Maurice peut-elle recouvrer le montant dépensé pour ces dispositifs dysfonctionnels ? Quelles conditions sont nécessaires pour une telle réclamation ? Pour Kris Valaydon, avocat, il faut d’abord identifier si le contrat comporte des failles (vices cachés) et le délai de notification de tout défaut du produit pour toute exigence de remboursement ou de dédommagement. «Parallèlement, il faut déterminer s’il y a eu publicité mensongère au sens où l’on a acheté un produit sur catalogue qui n’arrive jamais ou a été abîmé pendant le transport au destinataire. S’il manque quelque chose comme des roues etc. aux produits, ceux-ci sont considérés défectueux et non-conformes.» Au cas échéant, il faut en présenter les preuves. 

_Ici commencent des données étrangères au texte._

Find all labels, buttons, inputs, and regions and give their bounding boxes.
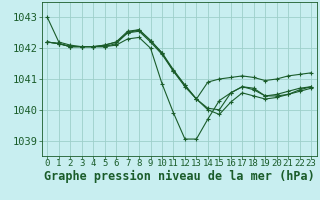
X-axis label: Graphe pression niveau de la mer (hPa): Graphe pression niveau de la mer (hPa) [44,170,315,183]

D’après lui, les conditions d’achat d’un bon produit restent inchangées même en Emergency Procurement. «On ne peut faire de compromis sur la qualité des équipements. Il se peut qu’en situation d’urgence, l’État n’ait pu trouver plusieurs producteurs. Mais avoir plusieurs produits défectueux, c’est impossible.» 

Qu’en est-il de la garantie? Celle-ci doit prévaloir même en cas d’acquisition en urgence. Sur cette question, le ministère de la Santé confirme qu’une garantie de deux ans, en sus d’une période supplémentaire, est prévue pour ce contrat. Hélas, le problème reste entier jusqu’à présent. 

Selon l’homme de loi, en l’absence d’un consensus, les deux parties peuvent solliciter un tribunal d’arbitrage. Cependant, l’instance appelée à assumer ce rôle devrait figurer dans le contrat en cas de contentieux entre les deux pays. «Est-ce que ce sera la Chambre de Commerce de Maurice, celle de La Réunion ou un autre à l’international ? Tout doit être certifié dans le contrat de vente.»